Last year, China and USA accounted for nearly half of the 48.9 million metric tons global total. By 2017 this total is projected to reach 65.4 million tons with most of the growth coming from developing countries
A separate detailed analysis by the Massachusetts Institute of Technology (MIT) Materials Systems Laboratory found that the US discarded 258.2 million used, whole unit computers, monitors, TVs and mobile phones in 2010. Not surprisingly, mobile phones led the way with more than 120 million tossed away. That’s close to every second person replacing their phone in 2010.
“No one wants to recycle materials from a hair dryer, so it goes to an incinerator or landfill”
About two thirds of all this was collected for reuse or recycling, because nearly all US states have recycling programs. Surprisingly only 8.5 percent of the amount collected was exported, the MIT study found. These were mostly mobile phones that ended up in Asia or in Latin America. Heavy stuff like TVs and monitors ended up in Mexico and China, but also in Venezuela and Paraguay, of all places.
If your old laptop was exported, it either went to Hong Kong or the United Arab Emirates. These are very likely transit points for further distribution in Asia and the Middle East.
“This research shows substantial increases in the US in collecting used electronics,” said Jason Linnell, Executive Director, National Center for Electronics Recycling.
However, Kuehr notes that there is very little recycling of e-toys and other small low-value electronics and appliances in the US or elsewhere.
“No one wants to recycle materials from a hair dryer, so it goes to an incinerator or landfill,” he said.
On the other hand, there is a small gold mine to be had in mobile phones. If all the metals were recovered from 100,000 phones, they’d yield an estimated 2.4 kilograms of gold, more than 900 kilograms of copper, 25 kilograms of silver and more. That’s about $250,000 dollars worth of metals, depending on current prices.
However, recycling electronics is complex. “A mobile phone will be made up of 40 to 60 different elements,” Kuehr said.
Mining and refining new metals like silver, gold, palladium, copper, and indium have major environmental impacts, including considerable emissions of greenhouse gases. And some materials are becoming scarce—and therefore far more expensive.
Without improved recycling rates, electronic devices may feasibly one day become too costly for the average person due to high material costs.
StEP is pioneering material recovery programs in Ghana, Egypt and Ethiopia for their domestic e-waste. There are high collection rates for phones, TVs or computers. Anything that can’t be repaired or reused are taken apart in an safe manner and anything of value recovered. Components require high-tech equipment to safely recover are shipped to Europe where such facilities exist.

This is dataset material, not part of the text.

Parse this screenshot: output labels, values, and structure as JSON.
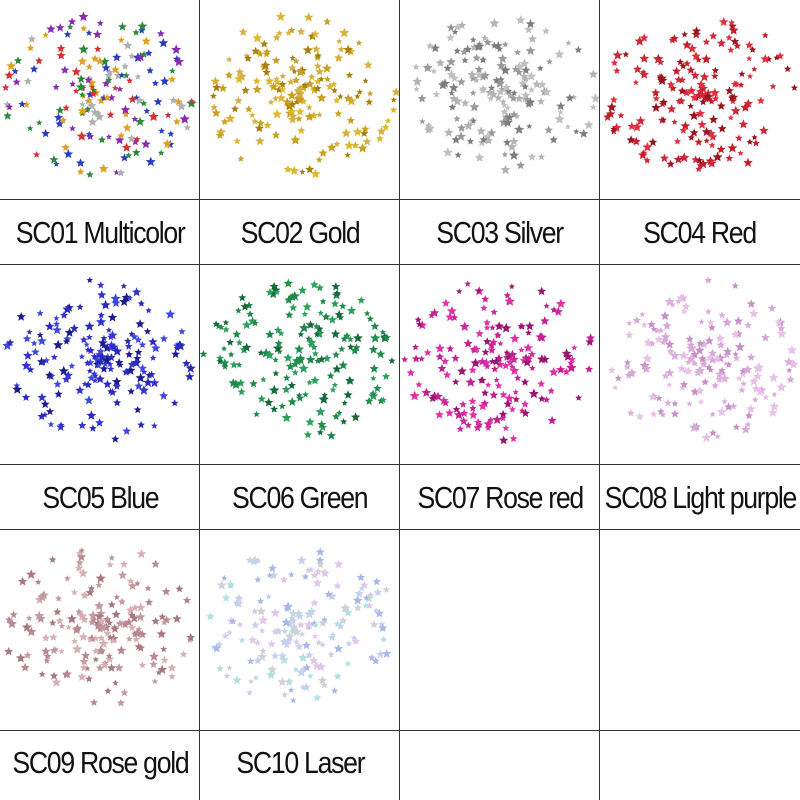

“We think this can be self-financing. But that will require global co-operation by governments and companies.”
Companies need to design products with recycling in mind, and take back some of their components. Governments have to properly track and regulate flows of e-waste to prevent abuse. Reward systems like a discount on new devices for returning old ones will boost collection rates, he said.
“20 years from now, I don’t want my grandchild to be unable to afford a mobile phone because the metals are too expensive.”